Reklama

Przemysł Zbrojeniowy

89 miliardów dolarów na okręty dla Australii

Australijski okręt patrolowy typu Armidale HMAS „Albany” (ACPB 86) – fot. D.Cox/US Navy
Australijski okręt patrolowy typu Armidale HMAS „Albany” (ACPB 86) – fot. D.Cox/US Navy

Zgodnie z planem opublikowanym przez rząd Australii, państwo to zamierza wydać w ciągu najbliższych dwudziestu lat około 89 miliardów dolarów. Te olbrzymie fundusze  przeznaczone zostaną na kupno okrętów nawodnych i podwodnych..

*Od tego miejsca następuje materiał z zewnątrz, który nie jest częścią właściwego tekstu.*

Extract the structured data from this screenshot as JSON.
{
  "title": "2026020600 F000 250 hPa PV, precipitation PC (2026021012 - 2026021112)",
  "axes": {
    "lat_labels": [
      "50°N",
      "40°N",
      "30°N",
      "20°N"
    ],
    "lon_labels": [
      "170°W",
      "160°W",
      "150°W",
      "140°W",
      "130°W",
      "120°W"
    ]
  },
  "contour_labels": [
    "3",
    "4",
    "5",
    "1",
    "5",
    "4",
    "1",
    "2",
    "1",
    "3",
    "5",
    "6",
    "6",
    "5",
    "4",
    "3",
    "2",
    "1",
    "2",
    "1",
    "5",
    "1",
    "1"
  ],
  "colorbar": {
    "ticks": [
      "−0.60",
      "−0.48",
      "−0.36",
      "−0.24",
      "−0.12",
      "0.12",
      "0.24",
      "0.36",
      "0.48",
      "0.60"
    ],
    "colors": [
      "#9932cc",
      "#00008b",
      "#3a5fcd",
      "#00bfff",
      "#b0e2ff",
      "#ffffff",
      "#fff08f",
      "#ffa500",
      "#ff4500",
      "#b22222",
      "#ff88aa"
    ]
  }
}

Na wiadomość w interesujący sposób zareagowały media. W komentarzach dominują opinie, że tak ogromne kwoty przełożą się na znaczny wzrost gospodarczy, pozwolą też na utrzymanie przez kolejne dziesięciolecia kilku tysięcy australijskich miejsc pracy.

Rząd australijski zadeklarował bowiem, że przyszłe okręty będą budowane siłami własnego przemysłu. Dotyczyć ma to przede wszystkim programu fregat przyszłości SEA 5000 i pełnomorskich okrętów patrolowych SEA 1800.

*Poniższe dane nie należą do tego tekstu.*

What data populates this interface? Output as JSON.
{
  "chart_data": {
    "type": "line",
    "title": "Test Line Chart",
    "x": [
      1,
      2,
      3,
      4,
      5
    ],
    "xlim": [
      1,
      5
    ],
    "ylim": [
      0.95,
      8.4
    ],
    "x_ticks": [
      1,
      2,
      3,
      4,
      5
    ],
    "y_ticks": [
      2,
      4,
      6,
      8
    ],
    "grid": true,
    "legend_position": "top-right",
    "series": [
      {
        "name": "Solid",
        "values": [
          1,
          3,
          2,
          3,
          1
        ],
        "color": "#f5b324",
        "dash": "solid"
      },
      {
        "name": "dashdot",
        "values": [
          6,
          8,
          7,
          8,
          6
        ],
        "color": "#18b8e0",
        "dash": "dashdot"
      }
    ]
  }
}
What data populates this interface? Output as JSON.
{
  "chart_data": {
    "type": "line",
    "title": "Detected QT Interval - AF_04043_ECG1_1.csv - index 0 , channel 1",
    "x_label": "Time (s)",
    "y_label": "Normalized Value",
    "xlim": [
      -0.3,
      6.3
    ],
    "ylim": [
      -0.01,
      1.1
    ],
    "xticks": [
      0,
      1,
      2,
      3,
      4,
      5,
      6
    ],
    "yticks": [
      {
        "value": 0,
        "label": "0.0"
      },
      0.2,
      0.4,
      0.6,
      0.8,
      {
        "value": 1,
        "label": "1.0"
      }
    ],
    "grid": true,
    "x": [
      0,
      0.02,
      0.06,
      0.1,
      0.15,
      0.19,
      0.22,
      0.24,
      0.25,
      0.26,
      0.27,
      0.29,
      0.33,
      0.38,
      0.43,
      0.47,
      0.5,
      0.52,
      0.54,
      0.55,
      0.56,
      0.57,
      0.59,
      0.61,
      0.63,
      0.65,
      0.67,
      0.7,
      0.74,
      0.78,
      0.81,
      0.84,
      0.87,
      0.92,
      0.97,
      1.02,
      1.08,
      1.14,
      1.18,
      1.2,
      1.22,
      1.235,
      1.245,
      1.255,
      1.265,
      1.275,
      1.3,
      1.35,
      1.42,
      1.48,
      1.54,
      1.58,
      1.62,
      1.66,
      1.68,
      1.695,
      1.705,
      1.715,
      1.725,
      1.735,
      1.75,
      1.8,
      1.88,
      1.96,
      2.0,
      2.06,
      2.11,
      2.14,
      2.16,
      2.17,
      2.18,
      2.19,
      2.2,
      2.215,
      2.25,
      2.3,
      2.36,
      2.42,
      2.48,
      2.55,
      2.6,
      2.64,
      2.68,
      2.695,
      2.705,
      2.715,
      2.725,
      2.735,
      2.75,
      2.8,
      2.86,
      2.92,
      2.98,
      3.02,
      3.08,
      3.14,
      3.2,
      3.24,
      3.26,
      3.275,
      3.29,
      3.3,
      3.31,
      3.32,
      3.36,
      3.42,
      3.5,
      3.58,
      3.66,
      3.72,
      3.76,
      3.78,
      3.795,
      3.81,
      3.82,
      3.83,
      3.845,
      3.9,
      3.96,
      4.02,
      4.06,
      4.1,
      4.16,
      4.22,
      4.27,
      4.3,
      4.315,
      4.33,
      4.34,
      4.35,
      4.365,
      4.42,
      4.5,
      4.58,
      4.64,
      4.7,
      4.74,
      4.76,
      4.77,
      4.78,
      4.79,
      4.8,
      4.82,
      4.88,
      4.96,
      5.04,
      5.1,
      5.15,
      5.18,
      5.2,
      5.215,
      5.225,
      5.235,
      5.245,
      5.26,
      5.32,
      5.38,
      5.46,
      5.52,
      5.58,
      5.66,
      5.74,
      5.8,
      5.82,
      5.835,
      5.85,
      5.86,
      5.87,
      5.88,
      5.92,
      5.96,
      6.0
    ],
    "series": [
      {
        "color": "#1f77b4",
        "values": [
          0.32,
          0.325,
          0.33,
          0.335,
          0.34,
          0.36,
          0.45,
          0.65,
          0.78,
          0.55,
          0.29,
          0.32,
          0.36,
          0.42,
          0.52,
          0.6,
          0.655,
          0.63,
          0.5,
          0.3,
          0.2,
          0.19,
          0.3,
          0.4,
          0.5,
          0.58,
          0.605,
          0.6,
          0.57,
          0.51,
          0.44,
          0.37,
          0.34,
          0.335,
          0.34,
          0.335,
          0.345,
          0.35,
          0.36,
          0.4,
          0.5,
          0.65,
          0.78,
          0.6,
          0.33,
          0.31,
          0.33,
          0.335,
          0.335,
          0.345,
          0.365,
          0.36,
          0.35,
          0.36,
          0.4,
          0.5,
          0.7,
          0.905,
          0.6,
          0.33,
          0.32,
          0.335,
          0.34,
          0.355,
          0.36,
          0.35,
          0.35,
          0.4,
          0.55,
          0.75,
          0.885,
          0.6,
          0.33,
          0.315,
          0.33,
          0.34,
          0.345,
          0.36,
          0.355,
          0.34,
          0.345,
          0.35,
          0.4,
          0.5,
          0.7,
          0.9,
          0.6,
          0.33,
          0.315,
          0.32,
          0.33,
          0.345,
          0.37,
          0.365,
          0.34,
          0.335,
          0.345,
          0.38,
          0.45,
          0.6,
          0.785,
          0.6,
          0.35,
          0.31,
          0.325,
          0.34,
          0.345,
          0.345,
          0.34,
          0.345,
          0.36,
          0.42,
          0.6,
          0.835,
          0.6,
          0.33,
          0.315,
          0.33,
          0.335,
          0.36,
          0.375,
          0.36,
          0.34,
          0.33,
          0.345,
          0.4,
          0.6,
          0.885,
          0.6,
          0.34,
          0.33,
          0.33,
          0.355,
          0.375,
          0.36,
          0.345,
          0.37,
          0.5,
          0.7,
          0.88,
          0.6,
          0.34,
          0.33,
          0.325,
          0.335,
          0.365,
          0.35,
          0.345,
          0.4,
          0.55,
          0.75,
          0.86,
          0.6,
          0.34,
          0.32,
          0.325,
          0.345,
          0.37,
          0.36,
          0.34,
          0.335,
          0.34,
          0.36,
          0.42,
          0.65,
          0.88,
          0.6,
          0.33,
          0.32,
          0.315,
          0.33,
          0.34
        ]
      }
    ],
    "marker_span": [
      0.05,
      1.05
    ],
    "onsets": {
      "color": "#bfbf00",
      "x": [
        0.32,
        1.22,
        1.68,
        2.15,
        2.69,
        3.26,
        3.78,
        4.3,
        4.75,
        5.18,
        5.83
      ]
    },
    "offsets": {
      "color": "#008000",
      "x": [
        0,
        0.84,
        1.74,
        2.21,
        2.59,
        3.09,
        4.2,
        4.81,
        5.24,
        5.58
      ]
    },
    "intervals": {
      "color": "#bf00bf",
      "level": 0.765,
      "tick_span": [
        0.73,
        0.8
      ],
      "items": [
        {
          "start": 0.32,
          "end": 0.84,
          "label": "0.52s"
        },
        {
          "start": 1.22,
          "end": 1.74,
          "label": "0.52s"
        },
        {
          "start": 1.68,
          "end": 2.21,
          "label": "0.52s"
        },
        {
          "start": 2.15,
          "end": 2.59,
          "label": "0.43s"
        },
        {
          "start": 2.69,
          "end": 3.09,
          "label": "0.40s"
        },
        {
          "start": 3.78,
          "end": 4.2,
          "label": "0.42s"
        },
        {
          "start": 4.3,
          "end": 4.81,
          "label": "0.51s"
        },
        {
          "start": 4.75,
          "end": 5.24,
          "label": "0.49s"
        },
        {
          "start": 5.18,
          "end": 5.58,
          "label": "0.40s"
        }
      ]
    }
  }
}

Rząd Australii potwierdził też przyśpieszenie prac nad nowymi fregatami SEA 5000, które w przyszłości mają zastąpić okręty typu ANZAC. Ich budowa ma się rozpocząć w 2020 r., a więc trzy lata wcześniej niż przewidywano w planie DCP (Defence Capability Plan). Samo postępowanie ma się zacząć jeszcze w październiku br.

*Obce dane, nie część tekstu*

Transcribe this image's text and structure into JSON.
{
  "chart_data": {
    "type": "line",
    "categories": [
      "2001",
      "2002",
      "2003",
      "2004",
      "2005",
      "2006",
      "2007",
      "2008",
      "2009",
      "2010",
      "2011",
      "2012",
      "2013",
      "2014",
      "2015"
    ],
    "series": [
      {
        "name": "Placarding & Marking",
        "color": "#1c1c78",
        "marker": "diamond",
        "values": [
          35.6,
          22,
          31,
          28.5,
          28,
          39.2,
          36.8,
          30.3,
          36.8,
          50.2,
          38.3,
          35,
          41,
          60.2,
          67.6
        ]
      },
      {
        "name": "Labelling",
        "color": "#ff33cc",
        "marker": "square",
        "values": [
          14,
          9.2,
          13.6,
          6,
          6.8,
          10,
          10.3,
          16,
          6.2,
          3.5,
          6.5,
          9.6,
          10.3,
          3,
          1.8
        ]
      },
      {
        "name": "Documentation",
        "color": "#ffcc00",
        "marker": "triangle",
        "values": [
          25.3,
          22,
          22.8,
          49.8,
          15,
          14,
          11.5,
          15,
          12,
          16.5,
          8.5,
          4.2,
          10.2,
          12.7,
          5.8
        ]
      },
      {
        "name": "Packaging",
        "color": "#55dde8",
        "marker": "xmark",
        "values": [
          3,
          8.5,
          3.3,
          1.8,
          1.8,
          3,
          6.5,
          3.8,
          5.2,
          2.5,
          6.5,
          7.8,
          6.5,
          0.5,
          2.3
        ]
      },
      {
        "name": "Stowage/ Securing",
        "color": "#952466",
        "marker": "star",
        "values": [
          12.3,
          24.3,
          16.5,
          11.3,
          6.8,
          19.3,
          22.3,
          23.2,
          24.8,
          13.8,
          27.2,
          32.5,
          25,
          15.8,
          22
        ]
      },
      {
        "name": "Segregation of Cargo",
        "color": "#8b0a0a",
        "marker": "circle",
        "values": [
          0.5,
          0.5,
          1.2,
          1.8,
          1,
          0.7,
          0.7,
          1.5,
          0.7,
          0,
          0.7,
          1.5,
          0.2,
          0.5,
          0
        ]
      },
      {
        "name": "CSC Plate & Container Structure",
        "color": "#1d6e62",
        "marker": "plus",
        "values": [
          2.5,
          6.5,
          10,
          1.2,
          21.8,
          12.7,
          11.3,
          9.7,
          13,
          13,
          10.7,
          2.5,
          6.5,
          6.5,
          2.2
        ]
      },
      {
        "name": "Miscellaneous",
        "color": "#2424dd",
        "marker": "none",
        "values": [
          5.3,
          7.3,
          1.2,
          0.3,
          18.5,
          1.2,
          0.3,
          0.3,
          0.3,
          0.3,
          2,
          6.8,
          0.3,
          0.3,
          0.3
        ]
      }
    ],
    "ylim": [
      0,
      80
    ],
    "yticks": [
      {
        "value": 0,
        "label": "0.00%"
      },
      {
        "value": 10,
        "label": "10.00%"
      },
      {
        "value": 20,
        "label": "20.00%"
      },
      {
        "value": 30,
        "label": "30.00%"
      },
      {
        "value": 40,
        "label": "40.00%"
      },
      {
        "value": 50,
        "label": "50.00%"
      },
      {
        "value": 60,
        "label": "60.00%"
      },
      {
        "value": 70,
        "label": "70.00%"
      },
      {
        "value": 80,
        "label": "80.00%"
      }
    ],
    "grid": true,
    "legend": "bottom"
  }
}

Przyśpieszony o dwa lata ma być również program okrętów patrolowych SEA 1180, mających zastąpić obecnie wykorzystywane patrolowce typu Armidale. Według obecnych planów ich budowa ma się rozpocząć już w 2018 r.

Jak podkreślają Australijczycy, realizacja tylko tych dwóch programów  zapobiegnie w najbliższym czasie zwolnieniom ponad 1000 pracowników. Natomiast docelowo sam program budowy i obsługi okrętów nawodnych zabezpieczy 2500 miejsc pracy na co najmniej kilkanaście lat.

Sytuację dodatkowo poprawi jeszcze program okrętów podwodnych, które również mają być budowane w australijskich stoczniach.